The Vargas art collection consists of oil paintings, watercolors, pastels, drawings, and sculptures from the 1880s to the 1960s.As stated in the 1943 catalogue of the collection, the art collection began with Mr Vargas’s acquisition of Village Woman with a Bundle of Hay, an undated oil on canvas work by Felix Resurreccion Hidalgo. In collecting the pieces, Mr Vargas was guided by collectors such as Felipe Hidalgo and Alfonso Ongpin; and Aurelio Alvero, who urged Mr Vargas to acquire works from emerging Filipino artists.
The collection covers an extensive period of Philippine art history, ranging from the Spanish period to Philippine modernism which began in the thirties. It includes works from different styles and traditions, from the Academic style of the nineteenth century to the various modernisms of the first half of the twentieth century. The collection also has editorial drawings, cartoons, and caricatures.

The collection was known to have the most number of works by Fernando Amorsolo, the country’s first National Artist and friend of Mr Vargas. The building’s main balusters are by the National Artist Napoleon Abueva. National Artist Abdulmari Imao’s untitled sculpture can be found at the driveway.

Library and Archives

Located on the third floor of the Museum, the Vargas library and archives hold a vast body of books, documents and memorabilia pertaining to Jorge B. Vargas and his historical context, including the American colonial period, the Commonwealth era, and the Japanese Occupation.

The library houses 3,193 book titles and 1,542 volumes of periodicals classified into Vargasiana (published materials on and by Jorge B. Vargas), Quezoniana (works on President Manuel L. Quezon), Rizaliana, Sports, Law books and various Serials. Manuscripts and rare books numbering among them, these titles fall under the areas of Philippine ethnography, history, linguistics, art, philately, and numismatics. 
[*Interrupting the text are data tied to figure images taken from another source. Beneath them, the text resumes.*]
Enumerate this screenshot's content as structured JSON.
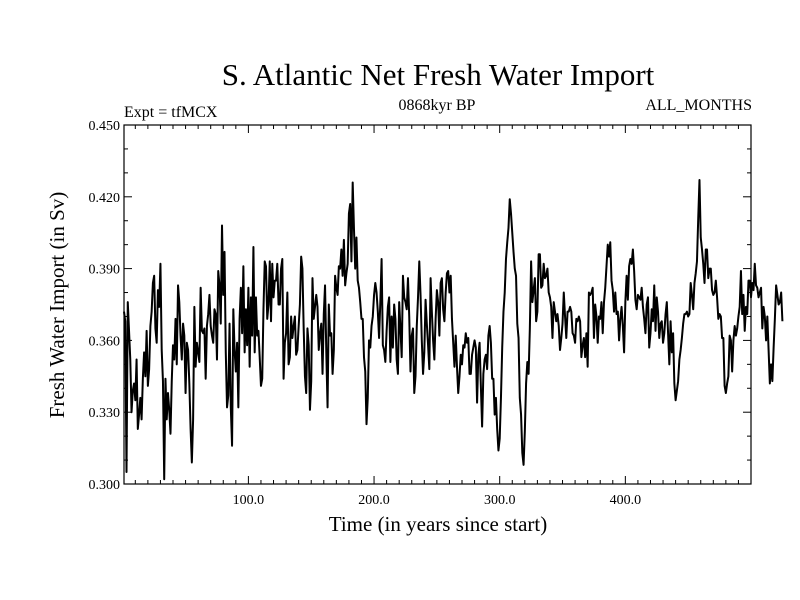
{
  "chart_data": {
    "type": "line",
    "title": "S. Atlantic Net Fresh Water Import",
    "subtitle_left": "Expt = tfMCX",
    "subtitle_center": "0868kyr BP",
    "subtitle_right": "ALL_MONTHS",
    "xlabel": "Time (in years since start)",
    "ylabel": "Fresh Water Import (in Sv)",
    "xlim": [
      1,
      500
    ],
    "ylim": [
      0.3,
      0.45
    ],
    "x_ticks": [
      100,
      200,
      300,
      400
    ],
    "x_tick_labels": [
      "100.0",
      "200.0",
      "300.0",
      "400.0"
    ],
    "y_ticks": [
      0.3,
      0.33,
      0.36,
      0.39,
      0.42,
      0.45
    ],
    "y_tick_labels": [
      "0.300",
      "0.330",
      "0.360",
      "0.390",
      "0.420",
      "0.450"
    ],
    "grid": false,
    "series": [
      {
        "name": "S. Atlantic Net Fresh Water Import",
        "color": "#000000",
        "x_start": 1,
        "x_step": 1,
        "values": [
          0.372,
          0.368,
          0.305,
          0.376,
          0.364,
          0.352,
          0.33,
          0.339,
          0.342,
          0.335,
          0.352,
          0.323,
          0.329,
          0.336,
          0.327,
          0.344,
          0.355,
          0.345,
          0.364,
          0.341,
          0.348,
          0.366,
          0.372,
          0.384,
          0.387,
          0.365,
          0.359,
          0.381,
          0.374,
          0.392,
          0.356,
          0.343,
          0.302,
          0.344,
          0.327,
          0.338,
          0.331,
          0.321,
          0.343,
          0.358,
          0.352,
          0.369,
          0.35,
          0.383,
          0.376,
          0.362,
          0.352,
          0.367,
          0.362,
          0.338,
          0.359,
          0.356,
          0.342,
          0.323,
          0.309,
          0.327,
          0.374,
          0.349,
          0.359,
          0.355,
          0.351,
          0.382,
          0.364,
          0.363,
          0.365,
          0.344,
          0.366,
          0.371,
          0.379,
          0.366,
          0.362,
          0.359,
          0.373,
          0.371,
          0.352,
          0.389,
          0.383,
          0.367,
          0.408,
          0.379,
          0.397,
          0.355,
          0.332,
          0.337,
          0.367,
          0.332,
          0.316,
          0.373,
          0.356,
          0.347,
          0.359,
          0.332,
          0.369,
          0.382,
          0.363,
          0.391,
          0.355,
          0.373,
          0.358,
          0.382,
          0.349,
          0.378,
          0.362,
          0.399,
          0.355,
          0.378,
          0.362,
          0.364,
          0.353,
          0.341,
          0.344,
          0.373,
          0.393,
          0.391,
          0.369,
          0.375,
          0.393,
          0.368,
          0.392,
          0.378,
          0.385,
          0.385,
          0.392,
          0.375,
          0.375,
          0.39,
          0.394,
          0.344,
          0.359,
          0.363,
          0.38,
          0.35,
          0.353,
          0.37,
          0.361,
          0.366,
          0.37,
          0.354,
          0.356,
          0.366,
          0.375,
          0.395,
          0.39,
          0.365,
          0.345,
          0.338,
          0.365,
          0.358,
          0.331,
          0.343,
          0.386,
          0.369,
          0.374,
          0.379,
          0.374,
          0.356,
          0.363,
          0.367,
          0.346,
          0.371,
          0.383,
          0.355,
          0.332,
          0.375,
          0.362,
          0.363,
          0.346,
          0.356,
          0.387,
          0.382,
          0.379,
          0.391,
          0.39,
          0.398,
          0.387,
          0.402,
          0.383,
          0.388,
          0.392,
          0.413,
          0.417,
          0.393,
          0.426,
          0.407,
          0.39,
          0.403,
          0.385,
          0.382,
          0.376,
          0.369,
          0.369,
          0.353,
          0.347,
          0.325,
          0.336,
          0.36,
          0.357,
          0.366,
          0.37,
          0.379,
          0.384,
          0.38,
          0.372,
          0.361,
          0.376,
          0.394,
          0.358,
          0.356,
          0.351,
          0.364,
          0.374,
          0.378,
          0.351,
          0.37,
          0.357,
          0.375,
          0.369,
          0.352,
          0.346,
          0.376,
          0.365,
          0.353,
          0.387,
          0.378,
          0.376,
          0.373,
          0.386,
          0.37,
          0.347,
          0.362,
          0.365,
          0.338,
          0.345,
          0.366,
          0.378,
          0.393,
          0.379,
          0.36,
          0.346,
          0.355,
          0.377,
          0.367,
          0.358,
          0.348,
          0.386,
          0.372,
          0.36,
          0.352,
          0.369,
          0.381,
          0.376,
          0.362,
          0.384,
          0.386,
          0.373,
          0.368,
          0.38,
          0.388,
          0.389,
          0.38,
          0.387,
          0.369,
          0.359,
          0.349,
          0.362,
          0.349,
          0.338,
          0.345,
          0.354,
          0.35,
          0.358,
          0.357,
          0.363,
          0.359,
          0.361,
          0.346,
          0.346,
          0.354,
          0.357,
          0.36,
          0.357,
          0.334,
          0.354,
          0.359,
          0.341,
          0.324,
          0.346,
          0.352,
          0.354,
          0.348,
          0.362,
          0.366,
          0.359,
          0.344,
          0.344,
          0.329,
          0.336,
          0.323,
          0.314,
          0.319,
          0.336,
          0.357,
          0.372,
          0.38,
          0.394,
          0.401,
          0.407,
          0.419,
          0.413,
          0.405,
          0.397,
          0.39,
          0.387,
          0.367,
          0.361,
          0.336,
          0.329,
          0.313,
          0.308,
          0.322,
          0.342,
          0.351,
          0.346,
          0.365,
          0.393,
          0.376,
          0.381,
          0.386,
          0.368,
          0.372,
          0.396,
          0.396,
          0.382,
          0.383,
          0.392,
          0.386,
          0.387,
          0.39,
          0.38,
          0.378,
          0.374,
          0.361,
          0.376,
          0.372,
          0.368,
          0.371,
          0.366,
          0.356,
          0.361,
          0.367,
          0.38,
          0.37,
          0.361,
          0.372,
          0.372,
          0.374,
          0.372,
          0.363,
          0.362,
          0.359,
          0.369,
          0.368,
          0.37,
          0.368,
          0.353,
          0.358,
          0.361,
          0.353,
          0.363,
          0.349,
          0.38,
          0.379,
          0.38,
          0.382,
          0.361,
          0.375,
          0.37,
          0.359,
          0.37,
          0.369,
          0.376,
          0.363,
          0.376,
          0.382,
          0.391,
          0.4,
          0.395,
          0.401,
          0.385,
          0.381,
          0.372,
          0.38,
          0.371,
          0.372,
          0.36,
          0.369,
          0.374,
          0.366,
          0.355,
          0.376,
          0.387,
          0.377,
          0.391,
          0.394,
          0.392,
          0.398,
          0.389,
          0.377,
          0.373,
          0.379,
          0.378,
          0.377,
          0.382,
          0.374,
          0.369,
          0.363,
          0.375,
          0.378,
          0.357,
          0.363,
          0.373,
          0.368,
          0.383,
          0.364,
          0.378,
          0.372,
          0.361,
          0.367,
          0.368,
          0.359,
          0.363,
          0.371,
          0.376,
          0.363,
          0.35,
          0.368,
          0.355,
          0.363,
          0.342,
          0.335,
          0.339,
          0.343,
          0.352,
          0.356,
          0.361,
          0.367,
          0.371,
          0.371,
          0.372,
          0.37,
          0.371,
          0.384,
          0.379,
          0.373,
          0.384,
          0.388,
          0.393,
          0.411,
          0.427,
          0.403,
          0.398,
          0.392,
          0.384,
          0.398,
          0.398,
          0.386,
          0.39,
          0.39,
          0.381,
          0.379,
          0.38,
          0.385,
          0.378,
          0.369,
          0.371,
          0.37,
          0.361,
          0.361,
          0.341,
          0.338,
          0.342,
          0.345,
          0.362,
          0.36,
          0.347,
          0.36,
          0.366,
          0.362,
          0.365,
          0.37,
          0.374,
          0.389,
          0.371,
          0.379,
          0.364,
          0.374,
          0.371,
          0.385,
          0.385,
          0.378,
          0.384,
          0.381,
          0.392,
          0.383,
          0.382,
          0.378,
          0.38,
          0.382,
          0.365,
          0.374,
          0.37,
          0.36,
          0.37,
          0.356,
          0.342,
          0.35,
          0.343,
          0.357,
          0.369,
          0.383,
          0.379,
          0.375,
          0.376,
          0.38,
          0.368
        ]
      }
    ]
  }
}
The Museum’s archival collection consists of 88 boxes of around 300 feet of loose documents (receipts, correspondence and biographical files), 332 volumes of scrapbooks (newspaper clippings, photographs and greeting cards) and items such as trophies, lighters and hotel keys. Boy Scouts pins, badges, and souvenirs, photographs in action, periodicals, sports magazines are also found in the Vargas library and archives. All this reveals Mr Vargas’s broad sympathies. Keeping a close record of his personal interests as well as his political career during the Commonwealth and World War II, the archives are a window into the Philippines and Asia of Vargas’s time, instructive to any student of Philippine history, culture, and diplomacy. 

Click here to visit the Vargas Library and Archives website.


Stamps and Coins

The museum keeps the vast philatelic collection of Mr Vargas, who once held the acting director position in the country’s Bureau of Posts in 1920. The thousands-strong collection contains postage stamps from the late nineteenth century, first-day covers, and unique stamps that mark milestones in the nation’s history.

The Vargas numismatic collection traces the history of mintage and currency use of the country. Included in the collection are coins from the period of Spanish colonization, banknotes used during the Pacific War, and commemorative coins and banknotes, among others.



The memorabilia that the Vargas Museum houses gives us a glimpse not only of Mr Vargas’s achievements as a government official, but also the facets of his life outside of public service. These keepsakes are sorted out into four categories: diplomas and certificates from academic institutions and affairs he attended; plaques and trophies from events he participated in and won; medals and badges acquired from official functions and affiliated organizations; and souvenirs given by friends or acquired from travels abroad.